I’ve been wanting to make truffles for a while now… specifically these because I love pumpkin so much. I’m not really sure why, but melting/tempering white chocolate sucks… I think it has something to do with the higher milk and sugar content, which means it burns more easily… who knows, maybe it’s just me, but every time I’ve done it in the past it always melts nicely and then starts to clump up right away. Hence, I did not want my truffles looking less like those perfect little spheres you find in Godiva boxes and more like crumbled bits of the Parthenon. I had also seen a recipe for white chocolate peanut butter cups somewhere, so I figured it would be easier to do the pumpkin pie truffle recipe in PB cup form. Nope, I was wrong… it was just as much of a pain in the ass as dipping truffles would have been, especially the part where you have to “paint” the white chocolate inside the lining of the mini muffin foils (art project?). And I still had trouble melting the chocolate and had to run out and grab another bag of chips, which, opting for a better quality brand this time (using Trader Joe’s as opposed to the crap Nestle “Toll House” puts out) made a HUGE difference. I definitely suggest using good quality white chocolate if you’re making these, not only cause it melts better, but because it tastes better too (cause let’s face it, white chocolate is never THAT great… not compared to dark anyway).
Anyway, I digress… despite the hassle, my pumpkin pie white chocolate cups turned out super yummy and were definitely worth all the anger I displaced on the white chocolate. I’ll probably never make them again though, haha. Thanksgiving is a special occasion, so it calls for such things. Next special occasion I make them for will have to be a paid one
White Chocolate Pumpkin Pie Cups (adapted from the truffle recipe I linked to above)
• 1/2 cup white chocolate chips
• 1/2 cup pumpkin purée
• 3/4 cup finely ground gingersnap cookie crumbs
• 3/4 cup graham cracker crumbs
• 2 tbsp. confectioner’s sugar
• 3/4 tsp. ground cinnamon
• 1/4 tsp. each of ground nutmeg, cloves, and ginger
• 4 oz. cream cheese, softened
• Optional garnish: chopped pecans, cinnamon sugar, pumpkin pie spice, remaining cookie crumbs, etc.
As for the white chocolate you will need for the outside coating, I honestly have no idea how much is appropriate because I messed up so many times. I’m gonna guess-timate and say… 20 oz?? It depends on how many cups you wanna make I suppose… my batch yielded 16. And make sure it’s uniformly chopped or in chip form. Oh and of course you’re gonna need a bunch of those 2-inch aluminum foil mini muffin liners!
(1) To melt the chocolate, put it in a heat-proof bowl placed over a medium saucepan filled with about an inch or two of simmering water (make sure you bring it to a boil first, then reduce the heat).
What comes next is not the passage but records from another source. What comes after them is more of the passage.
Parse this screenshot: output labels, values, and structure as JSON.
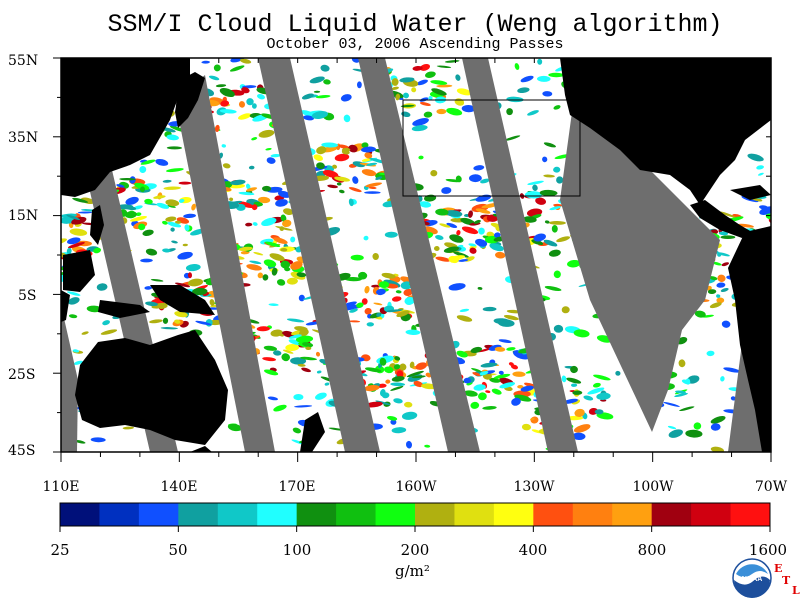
{
  "title": "SSM/I Cloud Liquid Water (Weng algorithm)",
  "subtitle": "October 03, 2006  Ascending Passes",
  "latitude_labels": [
    "55N",
    "35N",
    "15N",
    "5S",
    "25S",
    "45S"
  ],
  "longitude_labels": [
    "110E",
    "140E",
    "170E",
    "160W",
    "130W",
    "100W",
    "70W"
  ],
  "colorbar": {
    "tick_labels": [
      "25",
      "50",
      "100",
      "200",
      "400",
      "800",
      "1600"
    ],
    "units": "g/m²",
    "colors": [
      "#00107a",
      "#0030c0",
      "#1050ff",
      "#10a0a0",
      "#10c8c8",
      "#20ffff",
      "#109010",
      "#10c010",
      "#10ff10",
      "#b0b010",
      "#e0e010",
      "#ffff10",
      "#ff5010",
      "#ff8010",
      "#ffa010",
      "#a00010",
      "#d00010",
      "#ff1010"
    ]
  },
  "logo": {
    "text": "NOAA",
    "lab_mark": "ETL"
  },
  "colors": {
    "land": "#000000",
    "no_data": "#6e6e6e",
    "clear": "#ffffff"
  }
}
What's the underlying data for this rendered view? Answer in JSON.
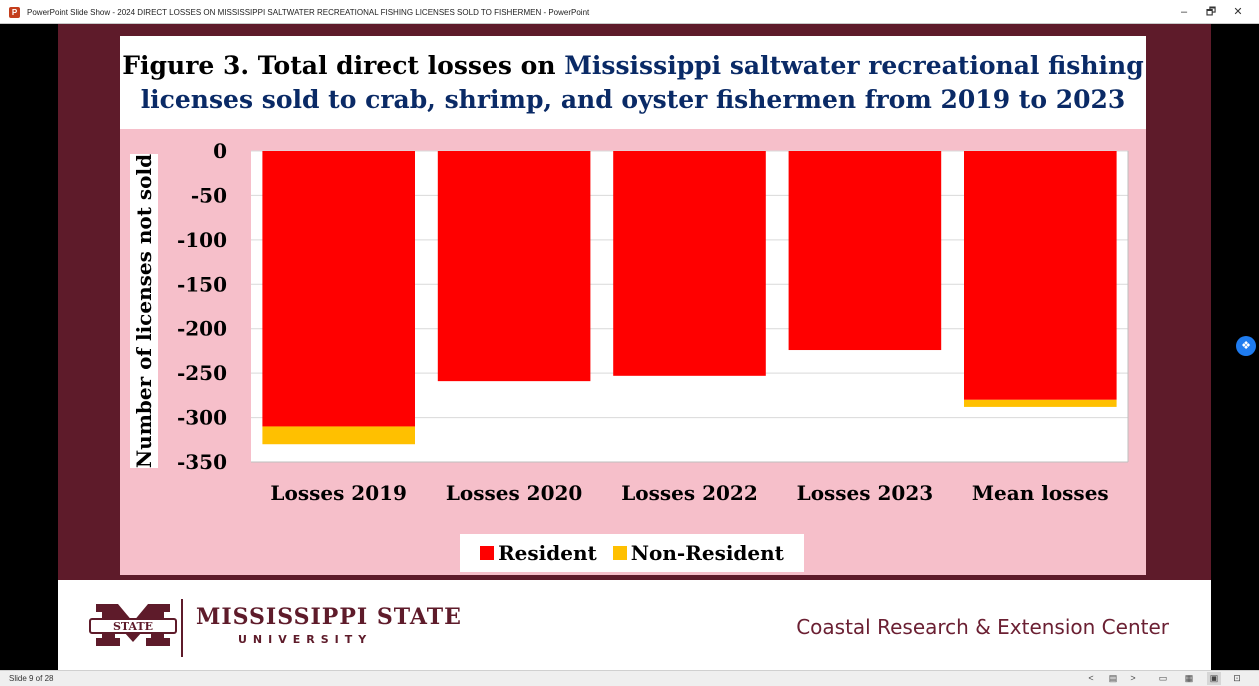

Keep stirring the chocolate until it’s completely melted, then turn off the heat and remove the bowl to a heat-proof surface.
(2) Using a small spoon, “paint” the inside of the muffin liners with the melted white chocolate. The layer of chocolate should be thick enough that you can’t see through it, but thin enough so that the liners still hold upright and intact. You will not use all of the white chocolate, so set it aside for topping the cups later. Place the cups on a tray and stow away in the fridge for about 30 minutes so that they can cool and harden completely.
(3) To make the truffle filling, melt the 1/2 cup white chocolate chips the same way as done in the first step. Once melted completely, turn off the heat, set aside to cool a bit, then add the pumpkin, cookie crumbs, confectioner’s sugar, spices, and cream cheese. Mix well until completely blended and smooth. You might want to keep it in the fridge for a bit while waiting for the chocolate in the liners to set, especially if it’s super runny.
(4) Once the chocolate cups have hardened, take them out of the fridge and spoon the pumpkin mixture into each one evenly, smoothing out the tops to create an even surface. If the remaining chocolate has hardened too much, just repeat the first step to remelt it. Evenly divide this remaining chocolate amongst the filled cups, smoothing the tops to make sure the chocolate reached all the way over to the edges in order to “seal” the cups. Top with any kind of garnish you’d like, or just leave ‘em plain.
(5) Chill in the refrigerator until set, about 1-2 hours. Unwrap them bad boys and enjoy! If you don’t share them or eat them all, store them in an air-tight container in the fridge.